To correct for the observational nature of the study, cost-effectiveness analysis has been conducted employing statistical matching of homogeneous subgroups that are obviously only a part of the total study population. Group comparison prior to and post matching showed a good balance of patient populations, with few residual differences, notably reduced in magnitude, regarding dyslipidemia, Cx or RCA as treated artery, total lesion length and total stent length (data not shown).

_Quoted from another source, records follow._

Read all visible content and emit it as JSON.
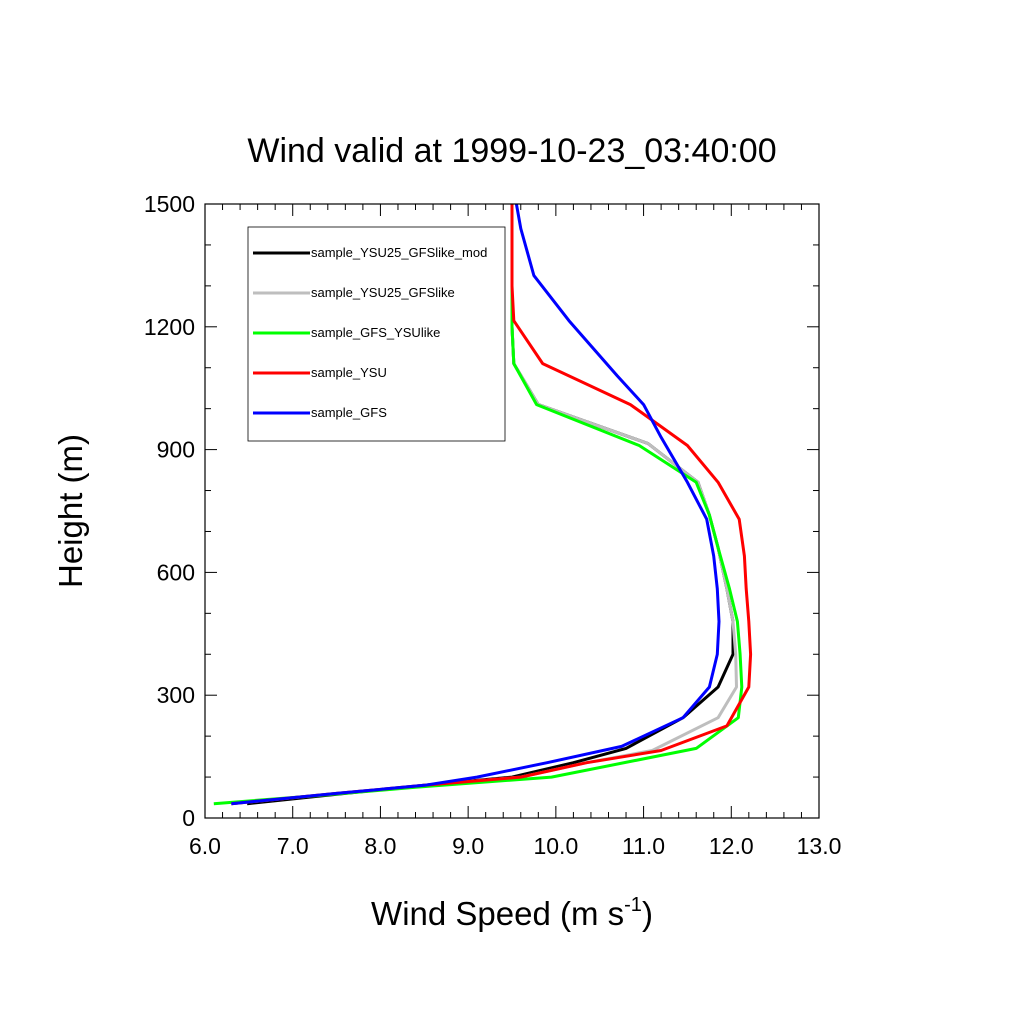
{
  "chart_data": {
    "type": "line",
    "title": "Wind valid at 1999-10-23_03:40:00",
    "xlabel": "Wind Speed (m s",
    "xlabel_exponent": "-1",
    "xlabel_close": ")",
    "ylabel": "Height (m)",
    "xlim": [
      6.0,
      13.0
    ],
    "ylim": [
      0,
      1500
    ],
    "x_ticks": [
      "6.0",
      "7.0",
      "8.0",
      "9.0",
      "10.0",
      "11.0",
      "12.0",
      "13.0"
    ],
    "y_ticks": [
      "0",
      "300",
      "600",
      "900",
      "1200",
      "1500"
    ],
    "grid": false,
    "legend_position": "top-left",
    "series": [
      {
        "name": "sample_YSU25_GFSlike_mod",
        "color": "#000000",
        "points": [
          [
            6.48,
            35
          ],
          [
            7.6,
            60
          ],
          [
            8.5,
            80
          ],
          [
            9.5,
            100
          ],
          [
            10.2,
            135
          ],
          [
            10.8,
            170
          ],
          [
            11.45,
            245
          ],
          [
            11.85,
            320
          ],
          [
            12.02,
            400
          ],
          [
            12.02,
            480
          ],
          [
            11.95,
            560
          ],
          [
            11.85,
            660
          ],
          [
            11.75,
            740
          ],
          [
            11.62,
            820
          ],
          [
            11.05,
            915
          ],
          [
            9.8,
            1010
          ],
          [
            9.52,
            1110
          ],
          [
            9.5,
            1200
          ],
          [
            9.5,
            1300
          ],
          [
            9.5,
            1400
          ],
          [
            9.5,
            1500
          ]
        ]
      },
      {
        "name": "sample_YSU25_GFSlike",
        "color": "#bebebe",
        "points": [
          [
            6.3,
            35
          ],
          [
            7.5,
            60
          ],
          [
            8.5,
            80
          ],
          [
            9.6,
            100
          ],
          [
            10.35,
            135
          ],
          [
            11.1,
            165
          ],
          [
            11.85,
            245
          ],
          [
            12.06,
            320
          ],
          [
            12.05,
            400
          ],
          [
            12.02,
            480
          ],
          [
            11.95,
            560
          ],
          [
            11.85,
            660
          ],
          [
            11.75,
            740
          ],
          [
            11.62,
            820
          ],
          [
            11.05,
            915
          ],
          [
            9.8,
            1010
          ],
          [
            9.52,
            1110
          ],
          [
            9.5,
            1200
          ],
          [
            9.5,
            1300
          ],
          [
            9.5,
            1400
          ],
          [
            9.5,
            1500
          ]
        ]
      },
      {
        "name": "sample_GFS_YSUlike",
        "color": "#00ff00",
        "points": [
          [
            6.1,
            35
          ],
          [
            7.3,
            55
          ],
          [
            8.4,
            75
          ],
          [
            9.95,
            100
          ],
          [
            11.6,
            170
          ],
          [
            12.08,
            245
          ],
          [
            12.12,
            320
          ],
          [
            12.1,
            400
          ],
          [
            12.07,
            480
          ],
          [
            11.98,
            560
          ],
          [
            11.85,
            660
          ],
          [
            11.75,
            740
          ],
          [
            11.6,
            820
          ],
          [
            10.95,
            910
          ],
          [
            9.78,
            1010
          ],
          [
            9.52,
            1110
          ],
          [
            9.5,
            1200
          ],
          [
            9.5,
            1300
          ],
          [
            9.5,
            1400
          ],
          [
            9.5,
            1500
          ]
        ]
      },
      {
        "name": "sample_YSU",
        "color": "#ff0000",
        "points": [
          [
            6.3,
            35
          ],
          [
            7.5,
            60
          ],
          [
            8.5,
            80
          ],
          [
            9.6,
            100
          ],
          [
            10.35,
            135
          ],
          [
            11.2,
            165
          ],
          [
            11.95,
            225
          ],
          [
            12.2,
            320
          ],
          [
            12.22,
            400
          ],
          [
            12.2,
            480
          ],
          [
            12.17,
            560
          ],
          [
            12.15,
            640
          ],
          [
            12.09,
            730
          ],
          [
            11.85,
            820
          ],
          [
            11.5,
            910
          ],
          [
            10.85,
            1010
          ],
          [
            9.85,
            1110
          ],
          [
            9.52,
            1215
          ],
          [
            9.5,
            1300
          ],
          [
            9.5,
            1400
          ],
          [
            9.5,
            1500
          ]
        ]
      },
      {
        "name": "sample_GFS",
        "color": "#0000ff",
        "points": [
          [
            6.3,
            35
          ],
          [
            7.5,
            60
          ],
          [
            8.5,
            80
          ],
          [
            9.1,
            100
          ],
          [
            9.9,
            135
          ],
          [
            10.75,
            175
          ],
          [
            11.45,
            245
          ],
          [
            11.75,
            320
          ],
          [
            11.84,
            400
          ],
          [
            11.86,
            480
          ],
          [
            11.84,
            560
          ],
          [
            11.8,
            640
          ],
          [
            11.72,
            730
          ],
          [
            11.5,
            820
          ],
          [
            11.2,
            930
          ],
          [
            11.0,
            1010
          ],
          [
            10.7,
            1080
          ],
          [
            10.15,
            1215
          ],
          [
            9.75,
            1325
          ],
          [
            9.6,
            1440
          ],
          [
            9.55,
            1500
          ]
        ]
      }
    ]
  }
}
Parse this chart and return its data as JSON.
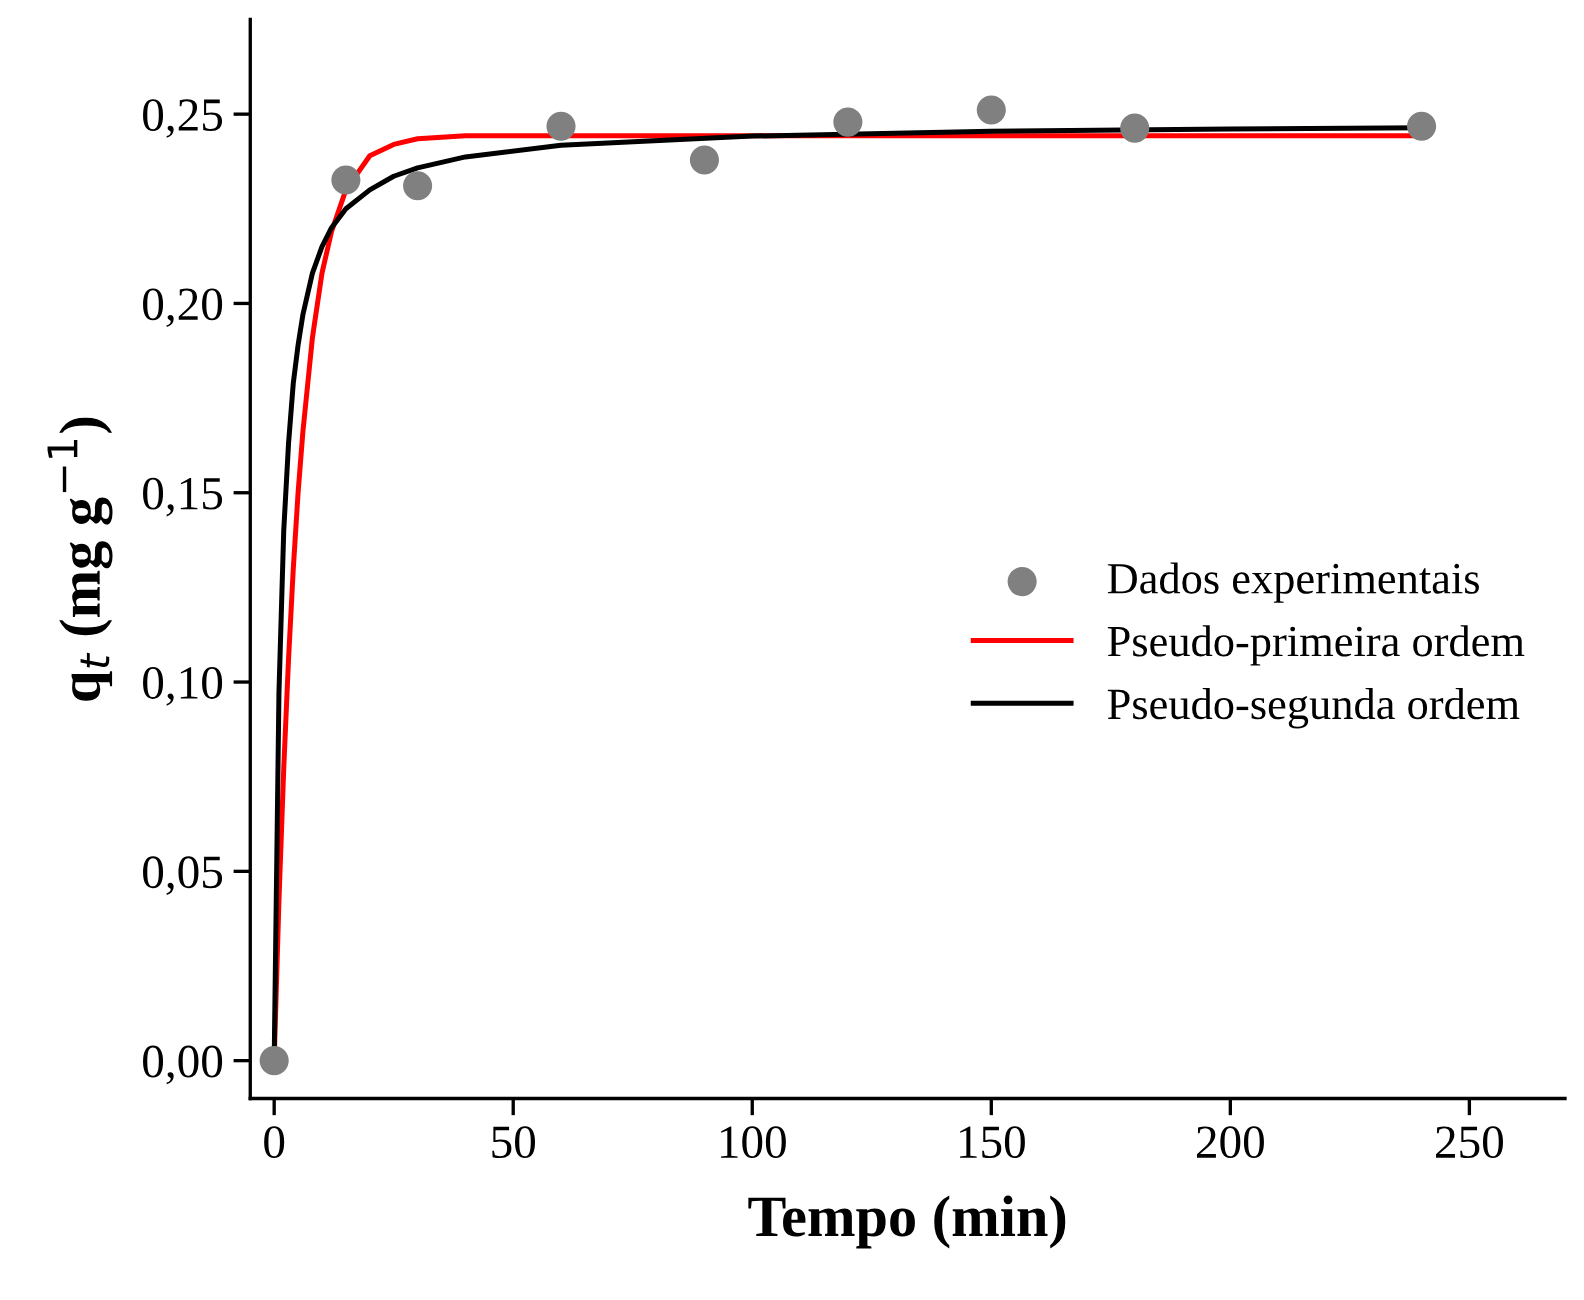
{
  "chart_data": {
    "type": "scatter",
    "xlabel": "Tempo (min)",
    "ylabel": "q$_{t}$ (mg g$^{−1}$)",
    "xlim": [
      -5,
      270
    ],
    "ylim": [
      -0.01,
      0.275
    ],
    "xticks": [
      0,
      50,
      100,
      150,
      200,
      250
    ],
    "yticks": [
      {
        "value": 0,
        "label": "0,00"
      },
      {
        "value": 0.05,
        "label": "0,05"
      },
      {
        "value": 0.1,
        "label": "0,10"
      },
      {
        "value": 0.15,
        "label": "0,15"
      },
      {
        "value": 0.2,
        "label": "0,20"
      },
      {
        "value": 0.25,
        "label": "0,25"
      }
    ],
    "grid": false,
    "legend": "right",
    "series": [
      {
        "name": "Dados experimentais",
        "marker": "circle",
        "color": "#808080",
        "x": [
          0,
          15,
          30,
          60,
          90,
          120,
          150,
          180,
          240
        ],
        "values": [
          0,
          0.2326,
          0.2311,
          0.2468,
          0.2379,
          0.2479,
          0.2511,
          0.2463,
          0.2468
        ]
      },
      {
        "name": "Pseudo-primeira ordem",
        "type": "line",
        "marker": "none",
        "line_style": "solid",
        "color": "#ff0000",
        "x": [
          0,
          1,
          2,
          3,
          4,
          5,
          6,
          8,
          10,
          12,
          15,
          20,
          25,
          30,
          40,
          60,
          100,
          150,
          200,
          240
        ],
        "values": [
          0,
          0.0423,
          0.0772,
          0.106,
          0.13,
          0.15,
          0.166,
          0.191,
          0.208,
          0.219,
          0.23,
          0.239,
          0.242,
          0.2435,
          0.2443,
          0.2443,
          0.2443,
          0.2443,
          0.2443,
          0.2443
        ]
      },
      {
        "name": "Pseudo-segunda ordem",
        "type": "line",
        "marker": "none",
        "line_style": "solid",
        "color": "#000000",
        "x": [
          0,
          1,
          2,
          3,
          4,
          5,
          6,
          8,
          10,
          12,
          15,
          20,
          25,
          30,
          40,
          60,
          100,
          150,
          200,
          240
        ],
        "values": [
          0,
          0.0972,
          0.14,
          0.163,
          0.179,
          0.189,
          0.197,
          0.208,
          0.215,
          0.22,
          0.225,
          0.23,
          0.2336,
          0.2358,
          0.2387,
          0.2418,
          0.2442,
          0.2455,
          0.2461,
          0.2464
        ]
      }
    ]
  }
}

Cost calculation is heavily influenced by local situations, length of stay, and centres’ volume of activity. To minimise these variables we employed the PCI DRG reimbursement as a standard, adding the costs for the type and the number of stents employed. Even with the limitation of the applicability to other realities, our analysis has the advantage of considering DES and BMS costs more updated in respect to those considered in other published studies, and of a concomitant and prolonged clopidogrel therapy.
Economical acceptability curves clearly indicate the probability of DES to become cost-effective in relation to different expenses thresholds. The threshold of 20,000-30,000 Euros for any avoided MACE is arbitrary, but intermediate between that considered for any avoided TVR (in general 10,000 USD) and that for quality-adjusted life year (QALY) (in general 50,000 USD). Being the study retrospective, we lack data about quality of life and calculations of incremental cost for QALY, considered the gold standard of cost-efficacy analysis25.
Conclusions
In this real-world multivessel PCI registry, DES were used in 55% of patients, mainly in patients and in lesions at a higher risk of TVR. The major clinical advantages and a reasonable cost-efficacy of DES were seen only in the subgroup of patients at high risk of TVR. In multivessel PCI, exclusive DES utilisation did not lead to any clinical advantage and had higher costs in respect to a mixed approach at two years.